Ella le siguió desconcertada.

– Un Mini. No es el vehículo más apropiado para una indumentaria como la suya.

– Estoy seguro de que me adaptaré. Soy como un camaleón. ¿De qué color es?

A Barbara le extrañó esa pregunta. Era un intento mal disimulado de entablar conversación mientras se dirigían a la parte delantera de la casa.

– Está tan oxidado que lo más exacto sería decir que es de color rojo de orín.

– Ah, es mi color favorito.

Abrió una puerta y la invitó a entrar en una sala oscura.

– Esperaré en el coche, señor. Lo he dejado…

– Quédese aquí, sargento.

Era una orden.

Barbara le precedió a regañadientes. Las cortinas estaban corridas y la única luz procedía de la puerta que habían abierto, pero la sargento pudo ver que se trataba de la habitación de un hombre, con las paredes forradas de suntuosa madera oscura de roble, llena de estanterías con libros, muebles antiguos y una atmósfera saturada con el olor del cuero viejo y la fragancia del whisky escocés.

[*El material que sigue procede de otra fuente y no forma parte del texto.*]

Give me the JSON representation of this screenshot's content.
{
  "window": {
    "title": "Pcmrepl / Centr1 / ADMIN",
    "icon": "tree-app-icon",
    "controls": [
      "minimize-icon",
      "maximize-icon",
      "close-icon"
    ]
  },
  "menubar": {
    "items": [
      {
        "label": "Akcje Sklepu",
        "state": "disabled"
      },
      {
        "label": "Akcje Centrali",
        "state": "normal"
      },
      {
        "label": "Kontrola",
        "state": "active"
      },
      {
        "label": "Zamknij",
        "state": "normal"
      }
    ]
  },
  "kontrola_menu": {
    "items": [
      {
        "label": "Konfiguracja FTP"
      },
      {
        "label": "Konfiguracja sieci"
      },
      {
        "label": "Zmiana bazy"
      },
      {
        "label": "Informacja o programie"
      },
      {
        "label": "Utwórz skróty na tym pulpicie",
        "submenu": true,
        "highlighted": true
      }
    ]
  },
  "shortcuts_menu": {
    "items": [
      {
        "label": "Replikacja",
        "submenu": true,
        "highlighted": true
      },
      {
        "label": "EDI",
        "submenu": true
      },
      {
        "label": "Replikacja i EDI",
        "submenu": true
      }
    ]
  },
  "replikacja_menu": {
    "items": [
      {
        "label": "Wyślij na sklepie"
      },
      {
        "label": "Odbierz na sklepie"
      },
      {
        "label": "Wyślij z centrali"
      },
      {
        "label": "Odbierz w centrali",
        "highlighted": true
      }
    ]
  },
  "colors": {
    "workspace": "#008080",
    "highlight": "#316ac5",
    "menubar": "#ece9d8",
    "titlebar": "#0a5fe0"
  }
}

Absorto en sus pensamientos, Lynley se dirigió a una pared cubierta con fotografías enmarcadas y permaneció allí en silencio, mirando el retrato que ocupaba el lugar central entre todos los demás. La foto había sido tomada en un cementerio, y el hombre retratado se inclinaba para tocar la inscripción de una lápida, muy desdibujada por los largos años a la intemperie. La hábil composición de la imagen dirigía la mirada del espectador no a la desgarbada colocación de la pierna, sujeta por un tensor, que distorsionaba la postura del hombre, sino al profundo interés que iluminaba su rostro enjuto. Sumido en la contemplación de la foto, Lynley pareció haberse olvidado de la presencia de Barbara. Ésta decidió que aquel momento era probablemente tan bueno como otro cualquiera para darle la noticia.

– Ya no estoy en la calle -le anunció de sopetón-. Por eso he venido, si quiere saberlo.

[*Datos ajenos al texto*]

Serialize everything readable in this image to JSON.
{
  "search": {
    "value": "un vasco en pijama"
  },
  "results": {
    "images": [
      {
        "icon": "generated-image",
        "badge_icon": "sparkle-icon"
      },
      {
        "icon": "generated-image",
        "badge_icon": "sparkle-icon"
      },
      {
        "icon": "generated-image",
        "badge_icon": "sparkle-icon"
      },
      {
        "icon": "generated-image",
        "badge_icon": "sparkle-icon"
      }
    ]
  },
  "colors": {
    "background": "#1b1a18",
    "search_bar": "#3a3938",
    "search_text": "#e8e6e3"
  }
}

Lynley se volvió lentamente hacia ella.

– ¿Está de nuevo en el Departamento? -le preguntó-. Eso es bueno para usted, Barbara.

– Pero no para usted.

– ¿Qué quiere decir?

– Bien, alguien tendrá que decírselo, ya que está claro que Webberly no lo ha hecho. Permítame que le felicite: han decidido que trabajemos juntitos. -Esperaba ver en el rostro del hombre una expresión de sorpresa, y cuando se convenció de que seguía tan impasible como antes, continuó-: Francamente, es muy raro que me hayan asignado a usted… no crea que no lo sé, y no se me ocurre qué puede pretender Webberly con esto. -Tropezó con sus propias palabras, sin oírlas apenas, insegura de si trataba de impedir o provocar la reacción inevitable de Lynley: el estallido de ira, el movimiento hacia el teléfono para exigir una explicación o, peor todavía, aquella cortesía glacial que duraría hasta que estuvieran en el despacho del comisario jefe-. Lo único que se me ocurre es que no hay nadie más disponible para ese trabajo, o que tengo alguna especie de precioso talento oculto que sólo Webberly conoce. O quizás todo sea una broma.

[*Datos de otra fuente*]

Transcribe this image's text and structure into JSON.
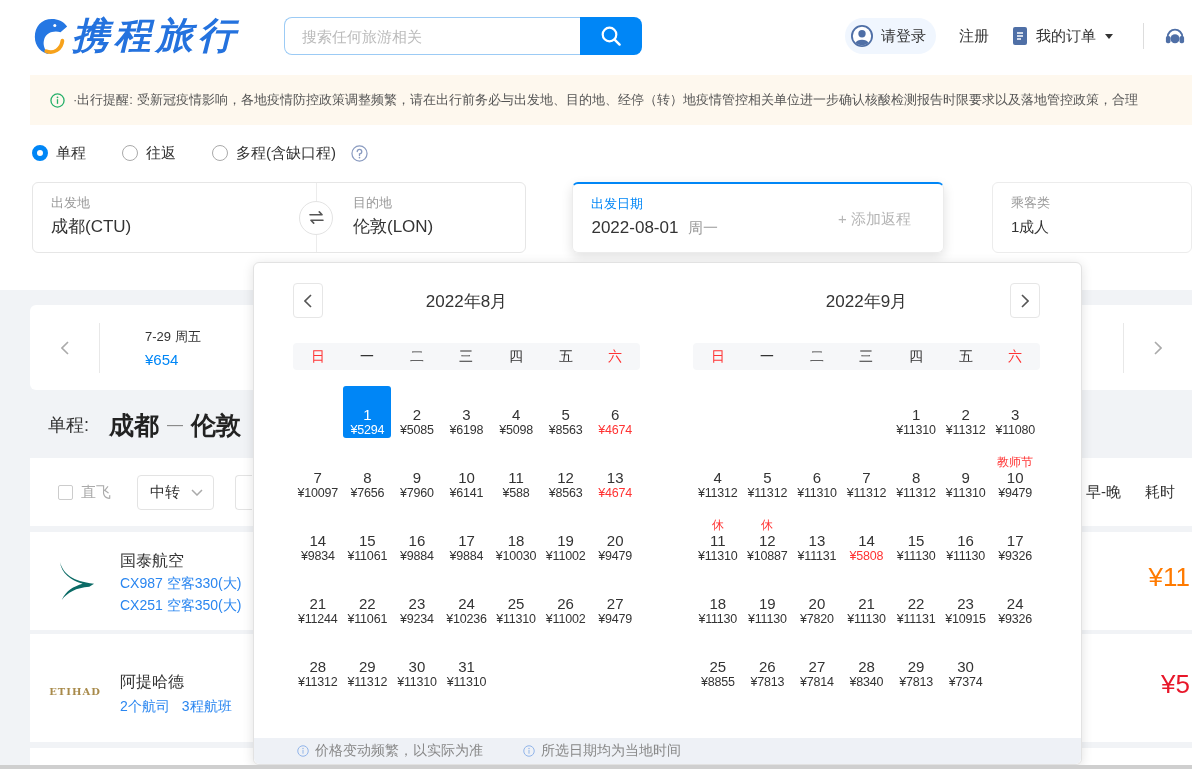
{
  "header": {
    "logo_text": "携程旅行",
    "search": {
      "placeholder": "搜索任何旅游相关"
    },
    "login": "请登录",
    "register": "注册",
    "orders": "我的订单"
  },
  "notice": "·出行提醒: 受新冠疫情影响，各地疫情防控政策调整频繁，请在出行前务必与出发地、目的地、经停（转）地疫情管控相关单位进一步确认核酸检测报告时限要求以及落地管控政策，合理",
  "trip_types": [
    {
      "label": "单程",
      "selected": true
    },
    {
      "label": "往返",
      "selected": false
    },
    {
      "label": "多程(含缺口程)",
      "selected": false
    }
  ],
  "search_form": {
    "departure": {
      "label": "出发地",
      "value": "成都(CTU)"
    },
    "destination": {
      "label": "目的地",
      "value": "伦敦(LON)"
    },
    "date": {
      "label": "出发日期",
      "value": "2022-08-01",
      "weekday": "周一",
      "focused": true,
      "add_return": "+ 添加返程"
    },
    "passengers": {
      "label": "乘客类",
      "value": "1成人"
    }
  },
  "date_strip": {
    "dates": [
      {
        "date": "7-29 周五",
        "price": "¥654"
      }
    ]
  },
  "route": {
    "trip": "单程:",
    "from": "成都",
    "separator": "—",
    "to": "伦敦"
  },
  "filters": {
    "direct": {
      "label": "直飞",
      "checked": false,
      "disabled": true
    },
    "transfer": {
      "label": "中转"
    },
    "sorts": [
      "早-晚",
      "耗时"
    ]
  },
  "flights": [
    {
      "kind": "stacked",
      "airline": "国泰航空",
      "logo": {
        "kind": "swoosh"
      },
      "details": [
        "CX987 空客330(大)",
        "CX251 空客350(大)"
      ],
      "price": "¥11",
      "lowest": false
    },
    {
      "kind": "inline",
      "airline": "阿提哈德",
      "logo": {
        "kind": "wordmark",
        "text": "ETIHAD"
      },
      "details": [
        "2个航司",
        "3程航班"
      ],
      "price": "¥5",
      "lowest": true
    }
  ],
  "calendar": {
    "months": [
      {
        "title": "2022年8月",
        "prev_button": true,
        "next_button": false,
        "weekdays": [
          {
            "label": "日",
            "weekend": true
          },
          {
            "label": "一",
            "weekend": false
          },
          {
            "label": "二",
            "weekend": false
          },
          {
            "label": "三",
            "weekend": false
          },
          {
            "label": "四",
            "weekend": false
          },
          {
            "label": "五",
            "weekend": false
          },
          {
            "label": "六",
            "weekend": true
          }
        ],
        "weeks": [
          [
            {
              "kind": "blank"
            },
            {
              "kind": "day",
              "day": "1",
              "price": "¥5294",
              "selected": true,
              "lowest": false
            },
            {
              "kind": "day",
              "day": "2",
              "price": "¥5085",
              "selected": false,
              "lowest": false
            },
            {
              "kind": "day",
              "day": "3",
              "price": "¥6198",
              "selected": false,
              "lowest": false
            },
            {
              "kind": "day",
              "day": "4",
              "price": "¥5098",
              "selected": false,
              "lowest": false
            },
            {
              "kind": "day",
              "day": "5",
              "price": "¥8563",
              "selected": false,
              "lowest": false
            },
            {
              "kind": "day",
              "day": "6",
              "price": "¥4674",
              "selected": false,
              "lowest": true
            }
          ],
          [
            {
              "kind": "day",
              "day": "7",
              "price": "¥10097",
              "selected": false,
              "lowest": false
            },
            {
              "kind": "day",
              "day": "8",
              "price": "¥7656",
              "selected": false,
              "lowest": false
            },
            {
              "kind": "day",
              "day": "9",
              "price": "¥7960",
              "selected": false,
              "lowest": false
            },
            {
              "kind": "day",
              "day": "10",
              "price": "¥6141",
              "selected": false,
              "lowest": false
            },
            {
              "kind": "day",
              "day": "11",
              "price": "¥588",
              "selected": false,
              "lowest": false
            },
            {
              "kind": "day",
              "day": "12",
              "price": "¥8563",
              "selected": false,
              "lowest": false
            },
            {
              "kind": "day",
              "day": "13",
              "price": "¥4674",
              "selected": false,
              "lowest": true
            }
          ],
          [
            {
              "kind": "day",
              "day": "14",
              "price": "¥9834",
              "selected": false,
              "lowest": false
            },
            {
              "kind": "day",
              "day": "15",
              "price": "¥11061",
              "selected": false,
              "lowest": false
            },
            {
              "kind": "day",
              "day": "16",
              "price": "¥9884",
              "selected": false,
              "lowest": false
            },
            {
              "kind": "day",
              "day": "17",
              "price": "¥9884",
              "selected": false,
              "lowest": false
            },
            {
              "kind": "day",
              "day": "18",
              "price": "¥10030",
              "selected": false,
              "lowest": false
            },
            {
              "kind": "day",
              "day": "19",
              "price": "¥11002",
              "selected": false,
              "lowest": false
            },
            {
              "kind": "day",
              "day": "20",
              "price": "¥9479",
              "selected": false,
              "lowest": false
            }
          ],
          [
            {
              "kind": "day",
              "day": "21",
              "price": "¥11244",
              "selected": false,
              "lowest": false
            },
            {
              "kind": "day",
              "day": "22",
              "price": "¥11061",
              "selected": false,
              "lowest": false
            },
            {
              "kind": "day",
              "day": "23",
              "price": "¥9234",
              "selected": false,
              "lowest": false
            },
            {
              "kind": "day",
              "day": "24",
              "price": "¥10236",
              "selected": false,
              "lowest": false
            },
            {
              "kind": "day",
              "day": "25",
              "price": "¥11310",
              "selected": false,
              "lowest": false
            },
            {
              "kind": "day",
              "day": "26",
              "price": "¥11002",
              "selected": false,
              "lowest": false
            },
            {
              "kind": "day",
              "day": "27",
              "price": "¥9479",
              "selected": false,
              "lowest": false
            }
          ],
          [
            {
              "kind": "day",
              "day": "28",
              "price": "¥11312",
              "selected": false,
              "lowest": false
            },
            {
              "kind": "day",
              "day": "29",
              "price": "¥11312",
              "selected": false,
              "lowest": false
            },
            {
              "kind": "day",
              "day": "30",
              "price": "¥11310",
              "selected": false,
              "lowest": false
            },
            {
              "kind": "day",
              "day": "31",
              "price": "¥11310",
              "selected": false,
              "lowest": false
            }
          ]
        ]
      },
      {
        "title": "2022年9月",
        "prev_button": false,
        "next_button": true,
        "weekdays": [
          {
            "label": "日",
            "weekend": true
          },
          {
            "label": "一",
            "weekend": false
          },
          {
            "label": "二",
            "weekend": false
          },
          {
            "label": "三",
            "weekend": false
          },
          {
            "label": "四",
            "weekend": false
          },
          {
            "label": "五",
            "weekend": false
          },
          {
            "label": "六",
            "weekend": true
          }
        ],
        "weeks": [
          [
            {
              "kind": "blank"
            },
            {
              "kind": "blank"
            },
            {
              "kind": "blank"
            },
            {
              "kind": "blank"
            },
            {
              "kind": "day",
              "day": "1",
              "price": "¥11310",
              "selected": false,
              "lowest": false
            },
            {
              "kind": "day",
              "day": "2",
              "price": "¥11312",
              "selected": false,
              "lowest": false
            },
            {
              "kind": "day",
              "day": "3",
              "price": "¥11080",
              "selected": false,
              "lowest": false
            }
          ],
          [
            {
              "kind": "day",
              "day": "4",
              "price": "¥11312",
              "selected": false,
              "lowest": false
            },
            {
              "kind": "day",
              "day": "5",
              "price": "¥11312",
              "selected": false,
              "lowest": false
            },
            {
              "kind": "day",
              "day": "6",
              "price": "¥11310",
              "selected": false,
              "lowest": false
            },
            {
              "kind": "day",
              "day": "7",
              "price": "¥11312",
              "selected": false,
              "lowest": false
            },
            {
              "kind": "day",
              "day": "8",
              "price": "¥11312",
              "selected": false,
              "lowest": false
            },
            {
              "kind": "day",
              "day": "9",
              "price": "¥11310",
              "selected": false,
              "lowest": false
            },
            {
              "kind": "day",
              "day": "10",
              "price": "¥9479",
              "selected": false,
              "lowest": false,
              "note": "教师节"
            }
          ],
          [
            {
              "kind": "day",
              "day": "11",
              "price": "¥11310",
              "selected": false,
              "lowest": false,
              "note": "休"
            },
            {
              "kind": "day",
              "day": "12",
              "price": "¥10887",
              "selected": false,
              "lowest": false,
              "note": "休"
            },
            {
              "kind": "day",
              "day": "13",
              "price": "¥11131",
              "selected": false,
              "lowest": false
            },
            {
              "kind": "day",
              "day": "14",
              "price": "¥5808",
              "selected": false,
              "lowest": true
            },
            {
              "kind": "day",
              "day": "15",
              "price": "¥11130",
              "selected": false,
              "lowest": false
            },
            {
              "kind": "day",
              "day": "16",
              "price": "¥11130",
              "selected": false,
              "lowest": false
            },
            {
              "kind": "day",
              "day": "17",
              "price": "¥9326",
              "selected": false,
              "lowest": false
            }
          ],
          [
            {
              "kind": "day",
              "day": "18",
              "price": "¥11130",
              "selected": false,
              "lowest": false
            },
            {
              "kind": "day",
              "day": "19",
              "price": "¥11130",
              "selected": false,
              "lowest": false
            },
            {
              "kind": "day",
              "day": "20",
              "price": "¥7820",
              "selected": false,
              "lowest": false
            },
            {
              "kind": "day",
              "day": "21",
              "price": "¥11130",
              "selected": false,
              "lowest": false
            },
            {
              "kind": "day",
              "day": "22",
              "price": "¥11131",
              "selected": false,
              "lowest": false
            },
            {
              "kind": "day",
              "day": "23",
              "price": "¥10915",
              "selected": false,
              "lowest": false
            },
            {
              "kind": "day",
              "day": "24",
              "price": "¥9326",
              "selected": false,
              "lowest": false
            }
          ],
          [
            {
              "kind": "day",
              "day": "25",
              "price": "¥8855",
              "selected": false,
              "lowest": false
            },
            {
              "kind": "day",
              "day": "26",
              "price": "¥7813",
              "selected": false,
              "lowest": false
            },
            {
              "kind": "day",
              "day": "27",
              "price": "¥7814",
              "selected": false,
              "lowest": false
            },
            {
              "kind": "day",
              "day": "28",
              "price": "¥8340",
              "selected": false,
              "lowest": false
            },
            {
              "kind": "day",
              "day": "29",
              "price": "¥7813",
              "selected": false,
              "lowest": false
            },
            {
              "kind": "day",
              "day": "30",
              "price": "¥7374",
              "selected": false,
              "lowest": false
            }
          ]
        ]
      }
    ],
    "notes": [
      "价格变动频繁，以实际为准",
      "所选日期均为当地时间"
    ]
  }
}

Se echó a reír, un poco más fuerte de lo que habría sido correcto.

– O tal vez sea usted la persona más adecuada para ese trabajo -dijo Lynley-. ¿Qué sabe del caso?

– ¿Yo? Nada… sólo que…

– ¿Tommy?

Los dos se volvieron al oír la voz que emitió aquella única palabra en un susurro. La novia estaba en el umbral, con un ramillete de flores en una mano y algunas más prendidas en la cascada de cabello cobrizo que le caía sobre los hombros y la espalda. La luz del pasillo la iluminaba por detrás y, con su vestido blanco marfileño, parecía rodeada por una nube, como una creación de Tiziano que hubiera cobrado vida.

– ¿Helen dice que te marchas…?

Lynley no parecía tener nada que decir. Se palpó los bolsillos, sacó una pitillera de oro, la abrió y volvió a cerrarla con un gesto de fastidio. La novia le observó durante toda esta operación, y las flores que sujetaba temblaron por un momento.

– Es el Yard, Deb -respondió finalmente Lynley-. He de ir.

Ella le miró sin hablar, tocándose la gargantilla que le colgaba del cuello, y no dijo nada hasta que sus miradas se encontraron.

– Qué decepción para todo el mundo. Espero que no se trate de una emergencia. Simon me dijo anoche que podrían asignarte de nuevo el caso del Destripador.

– No, no. Es sólo una reunión.

– Ah. -Pareció como si fuera a decir algo más, incluso empezó a hacerlo, pero entonces se volvió hacia Barbara con una sonrisa amistosa-. Soy Deborah Saint James.